9. Effective Data Rate and Overhead (ECE 5160)
5160 students experimented with response latency with
different lengths of responses. This was
implemented by having GET_BYTES
send a specified number of bytes
(implemented as a string of one less than the requested length, to account
for the null terminator). 50 responses were sent for each command, to
amortize other latency.
GET_BYTES
case GET_BYTES:
int num_bytes;
success = robot_cmd.get_next_value(num_bytes);
if (!success) return;
tx_estring_value.set_byte_len(num_bytes, 'A');
for (int i = 0; i < NUM_TO_SEND; i++) {
tx_characteristic_string.writeValue(tx_estring_value.c_str());
}
break;
We can see that latency overall increased with response length, but didn’t vary significantly (dominated by BLE latency, not the length of the response packet). This naturally led to longer responses achieving an overall greater data rate.
10. Reliability (ECE 5160)
Building on the previous example, GET_IDX_BYTES
is similar to GET_BYTES
, but each
response is a character with the ASCII value offset by the index. This
sacrifices some (small) speed in response for the ability to discern the
expected index of each response.
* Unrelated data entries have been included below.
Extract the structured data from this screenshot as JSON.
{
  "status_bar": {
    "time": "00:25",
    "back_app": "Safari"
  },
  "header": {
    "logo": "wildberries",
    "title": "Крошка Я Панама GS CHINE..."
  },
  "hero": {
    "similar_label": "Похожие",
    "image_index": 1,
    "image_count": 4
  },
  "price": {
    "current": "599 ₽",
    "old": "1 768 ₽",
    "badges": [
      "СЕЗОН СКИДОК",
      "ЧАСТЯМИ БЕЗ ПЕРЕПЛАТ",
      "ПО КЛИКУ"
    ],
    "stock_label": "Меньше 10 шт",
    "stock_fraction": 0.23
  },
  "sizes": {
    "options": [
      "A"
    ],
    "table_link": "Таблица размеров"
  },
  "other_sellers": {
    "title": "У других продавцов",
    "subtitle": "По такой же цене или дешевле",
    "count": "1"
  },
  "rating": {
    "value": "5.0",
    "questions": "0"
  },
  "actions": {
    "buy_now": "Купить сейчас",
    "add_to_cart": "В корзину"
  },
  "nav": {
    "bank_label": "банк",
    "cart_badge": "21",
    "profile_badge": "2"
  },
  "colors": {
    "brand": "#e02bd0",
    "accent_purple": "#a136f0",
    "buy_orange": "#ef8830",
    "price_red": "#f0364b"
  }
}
After receiving these on the Python
side, and verifying each response based on the index, no responses
were found to be lost, regardless of the data rate.
Discussion
Learning more about how Bluetooth communication can be implemented with the course libraries will quickly become valuable when needing to communicate with the robot in future labs. In addition, examining the implementation differences and tradeoffs with variations in data gathering patterns and response length will help inform future implementations to best use available resources (including communication time).